The Soroko family got out, as they knew there was a back entrance. The revolving door, meanwhile, was crushed with people. 

But unable to find his work friend, Rosenfarb went back into the burning build to look for her — and did not make it out alive.

Jordan Soroko, who was just a 1-year-old baby at the time, confirmed the details of that dreadful evening that he learned about years later.

“They found my uncle’s remains up against one of the revolving doors,” Jordan Soroko recalled on Monday. “They identified him only by his wristwatch.”

Jordan Soroko’s dad never talked about the horrific night. But his mom shared one haunting memory.

File photos of the deadly Cocoanut Grove fire in Boston on Nov. 28, 1942.  (Getty Images)

“She said the most difficult thing she ever had to do was to go home that night and tell her mother that they couldn’t find Avi,” he said, referring to her now-deceased brother. 

Hundreds of other mothers heard the same unspeakable news that night. 

The outcry from the inferno led to major changes in building and fire codes around the United States and around the world. 

Many of the changes that followed resulted in what are now familiar features of public spaces today. 

Buildings used for public assemblies now needed at least two separate means of egress, while exits had to move the flow of human traffic — outward, instead of inward, for example. 

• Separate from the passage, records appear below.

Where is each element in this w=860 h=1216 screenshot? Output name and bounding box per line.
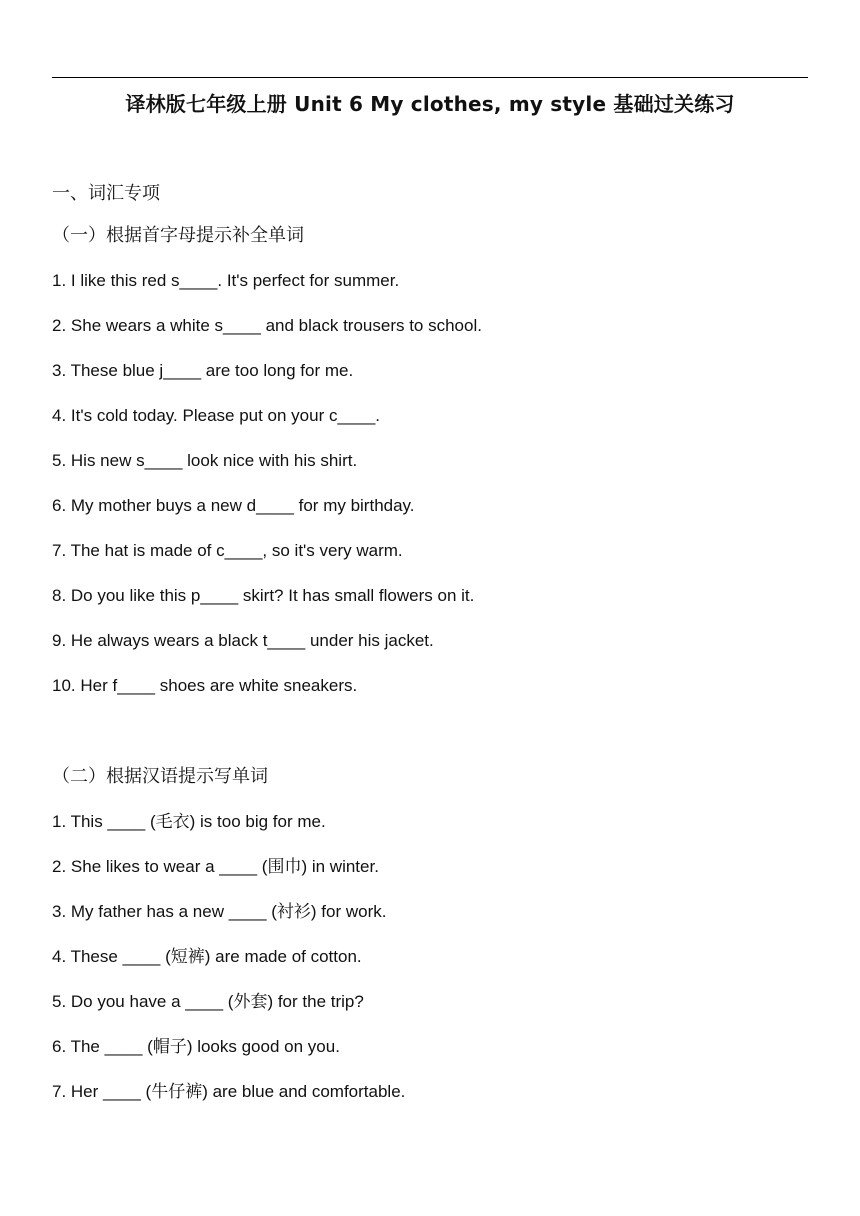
part1-item: 7. The hat is made of c____, so it's very warm.: [52, 541, 403, 560]
part1-item: 1. I like this red s____. It's perfect for summer.: [52, 271, 400, 290]
part1-item: 9. He always wears a black t____ under his jacket.: [52, 631, 434, 650]
part2-item: 1. This ____ (毛衣) is too big for me.: [52, 812, 326, 831]
part2-item: 7. Her ____ (牛仔裤) are blue and comfortable.: [52, 1082, 406, 1101]
part1-heading: （一）根据首字母提示补全单词: [52, 225, 304, 246]
part2-item: 4. These ____ (短裤) are made of cotton.: [52, 947, 362, 966]
part2-item: 3. My father has a new ____ (衬衫) for work.: [52, 902, 387, 921]
worksheet-title: 译林版七年级上册 Unit 6 My clothes, my style 基础过关练习: [125, 92, 735, 116]
part2-item: 2. She likes to wear a ____ (围巾) in winter.: [52, 857, 379, 876]
part1-item: 5. His new s____ look nice with his shirt.: [52, 451, 358, 470]
part2-group: [52, 766, 812, 1126]
part1-group: [52, 225, 812, 720]
part2-item: 5. Do you have a ____ (外套) for the trip?: [52, 992, 364, 1011]
part1-item: 6. My mother buys a new d____ for my birthday.: [52, 496, 415, 515]
header-rule: [52, 77, 808, 78]
section-title: 一、词汇专项: [52, 183, 160, 204]
part1-item: 2. She wears a white s____ and black trousers to school.: [52, 316, 482, 335]
part2-heading: （二）根据汉语提示写单词: [52, 766, 268, 787]
part1-item: 4. It's cold today. Please put on your c____.: [52, 406, 381, 425]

Revolving doors now had to be flanked by standard swinging doors, while emergency lighting was required to mark the location of exits. 

Combustible materials were no longer allowed for interior decor, while the addition of automatic sprinklers was encouraged and in many cases required for both existing and new construction. 

“The Cocoanut Grove fire was an immense tragedy,” the National Fire Protection Agency reported.

“Yet this event brought about very positive changes in regulations concerning fire safety … Fire officials from all over the country came to Boston in the days following the fire to take back with them the painful lesson learned.”